Department of Molecular Pharmacology and Experimental Therapeutics (Windland Smith Rice Sudden Death Genomics Laboratory). Department of Cardiovascular Medicine, Division of Heart Rhythm Services (Windland Smith Rice Genetic Heart Rhythm Clinic). Department of Pediatric and Adolescent Medicine, Division of Pediatric Cardiology, Mayo Clinic.

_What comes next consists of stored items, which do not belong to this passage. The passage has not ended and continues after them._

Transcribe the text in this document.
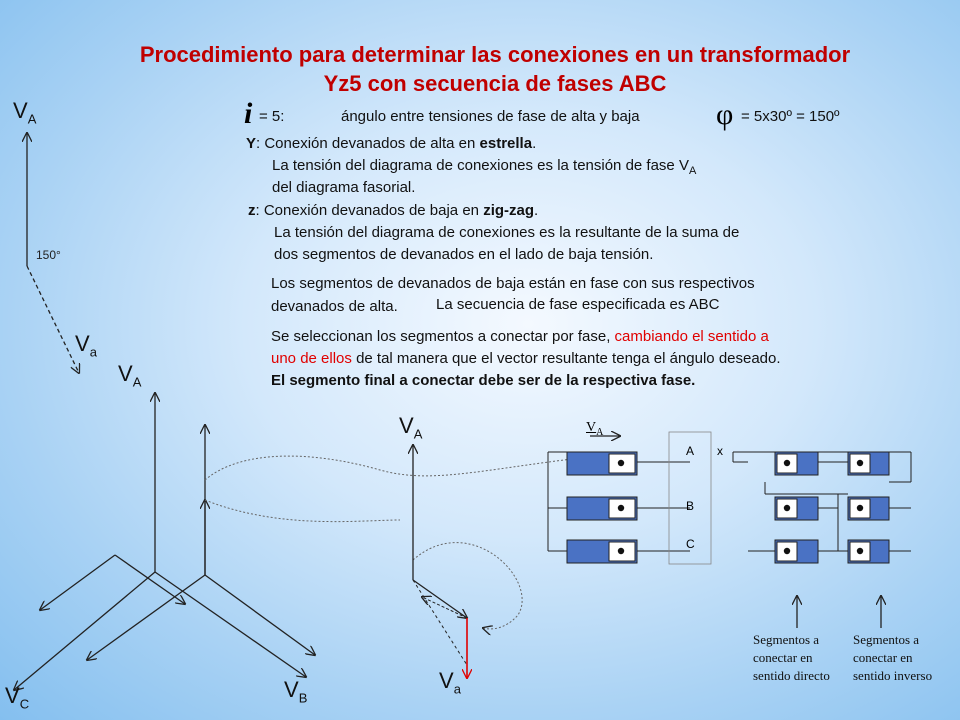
Procedimiento para determinar las conexiones en un transformador
Yz5 con secuencia de fases ABC
i = 5:	ángulo entre tensiones de fase de alta y baja	φ = 5x30º = 150º
Y: Conexión devanados de alta en estrella.
La tensión del diagrama de conexiones es la tensión de fase $V_A$
del diagrama fasorial.
z: Conexión devanados de baja en zig-zag.
La tensión del diagrama de conexiones es la resultante de la suma de
dos segmentos de devanados en el lado de baja tensión.
Los segmentos de devanados de baja están en fase con sus respectivos
devanados de alta.	La secuencia de fase especificada es ABC
Se seleccionan los segmentos a conectar por fase, cambiando el sentido a
uno de ellos de tal manera que el vector resultante tenga el ángulo deseado.
El segmento final a conectar debe ser de la respectiva fase.
$V_A$
150°
$V_a$
$V_A$
$V_C$
$V_B$
$V_A$
$V_a$
$V_A$
A x
B
C
Segmentos a conectar en sentido directo
Segmentos a conectar en sentido inverso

Circ Genom Precis Med. 2024 Oct;17(5):e004584. doi: 10.1161/CIRCGEN.124.004584. Epub 2024 Aug 9.
Genetic testing for cardiac channelopathies is the standard of care. However, many rare genetic variants remain classified as variants of uncertain significance (VUS) due to lack of epidemiological and functional data. Whether deep protein language models may aid in VUS resolution remains unknown. Here, we set out to compare how 2 deep protein language models perform at VUS resolution in the 3 most common long-QT syndrome-causative genes compared with the gold-standard patch clamp.
A total of 72 rare nonsynonymous VUS (9 19 , and 50 ) were engineered by site-directed mutagenesis and expressed in either HEK293 cells or TSA201 cells. Whole-cell patch-clamp technique was used to functionally characterize these variants. The protein language models, evolutionary scale modeling, version 1b and AlphaMissense, were used to predict the variant effect of missense variants and compared with patch clamp.
Considering variants in all 3 genes, the evolutionary scale modeling, version 1b model had a receiver operating characteristic curve-area under the curve of 0.75 (=0.0003). It had a sensitivity of 88% and a specificity of 50%. AlphaMissense performed well compared with patch-clamp with an receiver operating characteristic curve-area under the curve of 0.85 (<0.0001), sensitivity of 80%, and specificity of 76%.
Deep protein language models aid in VUS resolution with high sensitivity but lower specificity. Thus, these tools cannot fully replace functional characterization but can aid in reducing the number of variants that may require functional analysis.
心脏通道病的基因检测是标准的治疗方法。然而,由于缺乏流行病学和功能数据,许多罕见的遗传变异仍然被归类为意义不明的变异(VUS)。深度蛋白质语言模型是否有助于解决 VUS 仍然未知。在这里,我们着手比较 2 种深度蛋白质语言模型在与金标准膜片钳相比的 3 种最常见的长 QT 综合征致病基因中的 VUS 分辨率方面的表现。
通过定点诱变工程共设计了 72 种罕见的非同义 VUS(9 个、9 个和 50 个),并在 HEK293 细胞或 TSA201 细胞中表达。使用全细胞膜片钳技术对这些变体进行功能特征分析。使用蛋白质语言模型,进化尺度建模,版本 1b 和 AlphaMissense,预测错义变体的变体效应,并与膜片钳进行比较。
考虑到所有 3 个基因中的变体,进化尺度建模,版本 1b 模型的接受者操作特征曲线下面积为 0.75(=0.0003)。它的灵敏度为 88%,特异性为 50%。与膜片钳相比,AlphaMissense 的表现较好,接受者操作特征曲线下面积为 0.85(<0.0001),灵敏度为 80%,特异性为 76%。
深度蛋白质语言模型具有较高的灵敏度,但特异性较低,有助于解决 VUS。因此,这些工具不能完全替代功能特征分析,但可以帮助减少需要功能分析的变体数量。